Rules; code of ethics. – An adjuster shall subscribe
to the code of ethics specified in the rules of the
department [of Financial Services]. The rules shall
implement the provisions of this part and specify the
terms and conditions of contracts
, including a right
to cancel, and require practices necessary to ensure
fair dealing
, prohibit conflicts of interest, and
ensure preservation of the rights of the claimant to
participate in the adjustment of claims. (Emphasis
added.)

Although the statute cited above is not mentioned in
Ameriloss’ brief, it is the primary authority for the rule and
the concomitant declaratory statement of which Ameriloss
complains.

Although not a party to the proceeding, the six-page
Declaratory Statement resulting from the petition, specifically
addressed Ameriloss’ complaint that it had somehow suffered from
retroactive application of rule language adopted months before
its contract with Mr. Lightbourn:

[I]t is clear that AmeriLoss had prior notice that
only a ten percent fee for such services rendered in
connection with hurricane damage was deemed to be
appropriate, because the rule at issue was already in
effect at the time the parties entered into the fee
agreement. When weighing the criteria enumerated by
the controlling case law, the most supportable view
is that the application of the rule in this specific
instance would not constitute an impermissible
retroactive operation. (R-6; emphasis in original.)
contrary to Ameriloss’ conclusion (IB-28), Florida
Administrative Code Rule 69B-220.201 does apply to the
Lightbourn contract and therefore the Declaratory Statement
should be affirmed.

Ameriloss claims that it had a letter from the DFS stating that the fee in excess of ten per cent was permissible. Unfortunately for Ameriloss, that letter was issued eight months before the new rule came into effect. The DFS simply says the letter does not apply.

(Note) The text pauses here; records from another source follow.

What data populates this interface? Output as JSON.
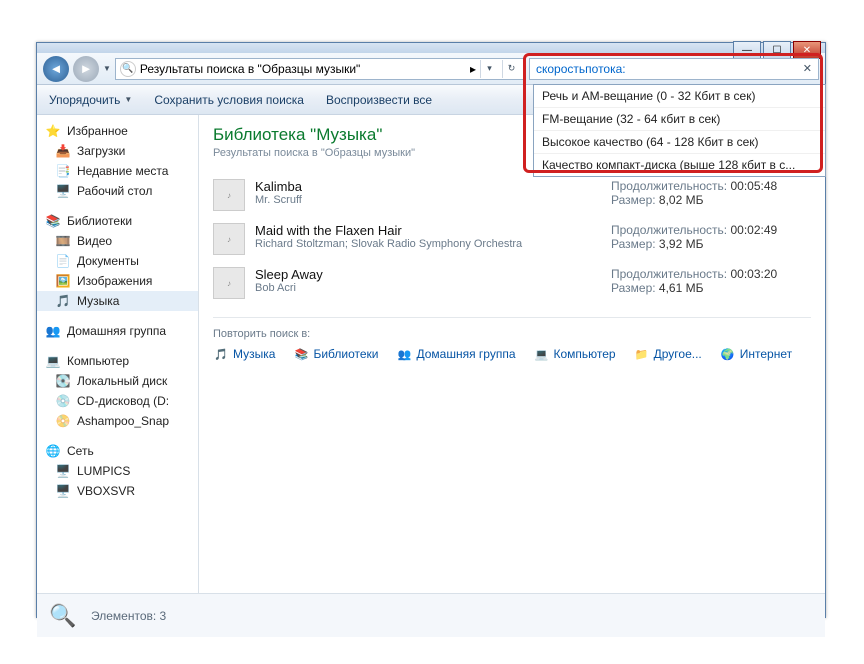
{
  "window": {
    "breadcrumb": "Результаты поиска в \"Образцы музыки\"",
    "search_value": "скоростьпотока:"
  },
  "toolbar": {
    "organize": "Упорядочить",
    "save_search": "Сохранить условия поиска",
    "play_all": "Воспроизвести все"
  },
  "sidebar": {
    "favorites": "Избранное",
    "downloads": "Загрузки",
    "recent": "Недавние места",
    "desktop": "Рабочий стол",
    "libraries": "Библиотеки",
    "videos": "Видео",
    "documents": "Документы",
    "pictures": "Изображения",
    "music": "Музыка",
    "homegroup": "Домашняя группа",
    "computer": "Компьютер",
    "local_disk": "Локальный диск",
    "cd_drive": "CD-дисковод (D:",
    "ashampoo": "Ashampoo_Snap",
    "network": "Сеть",
    "lumpics": "LUMPICS",
    "vboxsvr": "VBOXSVR"
  },
  "library": {
    "title": "Библиотека \"Музыка\"",
    "subtitle": "Результаты поиска в \"Образцы музыки\""
  },
  "results": [
    {
      "title": "Kalimba",
      "artist": "Mr. Scruff",
      "duration_label": "Продолжительность:",
      "duration": "00:05:48",
      "size_label": "Размер:",
      "size": "8,02 МБ"
    },
    {
      "title": "Maid with the Flaxen Hair",
      "artist": "Richard Stoltzman; Slovak Radio Symphony Orchestra",
      "duration_label": "Продолжительность:",
      "duration": "00:02:49",
      "size_label": "Размер:",
      "size": "3,92 МБ"
    },
    {
      "title": "Sleep Away",
      "artist": "Bob Acri",
      "duration_label": "Продолжительность:",
      "duration": "00:03:20",
      "size_label": "Размер:",
      "size": "4,61 МБ"
    }
  ],
  "repeat": {
    "label": "Повторить поиск в:",
    "music": "Музыка",
    "libraries": "Библиотеки",
    "homegroup": "Домашняя группа",
    "computer": "Компьютер",
    "other": "Другое...",
    "internet": "Интернет"
  },
  "suggestions": [
    "Речь и AM-вещание (0 - 32 Кбит в сек)",
    "FM-вещание (32 - 64 кбит в сек)",
    "Высокое качество (64 - 128 Кбит в сек)",
    "Качество компакт-диска (выше 128 кбит в с..."
  ],
  "status": {
    "elements": "Элементов: 3"
  }
}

I am not certain what the appellate court will do. Generally, appellants lose. If so, the filing of the class action and the advertising for new clients as noted in my posts may be a method for some class action attorneys to “cash in” on an unfavorable ruling against Ameriloss. Obviously, this contract scenario has been entered into thousands of times with thousands of dollars in fees. The amounts charged and relevant to this situation will be conservatively in the eight figures. Many public adjusting firms are in the same boat with Ameriloss. This is not an insignificant matter if the appellate court upholds the administrative ruling.

As I noted in the beginning of this post, small disputes can quickly get out of hand if not resolved. At this point, the disputed $6,967.29 fee seems pretty insignificant.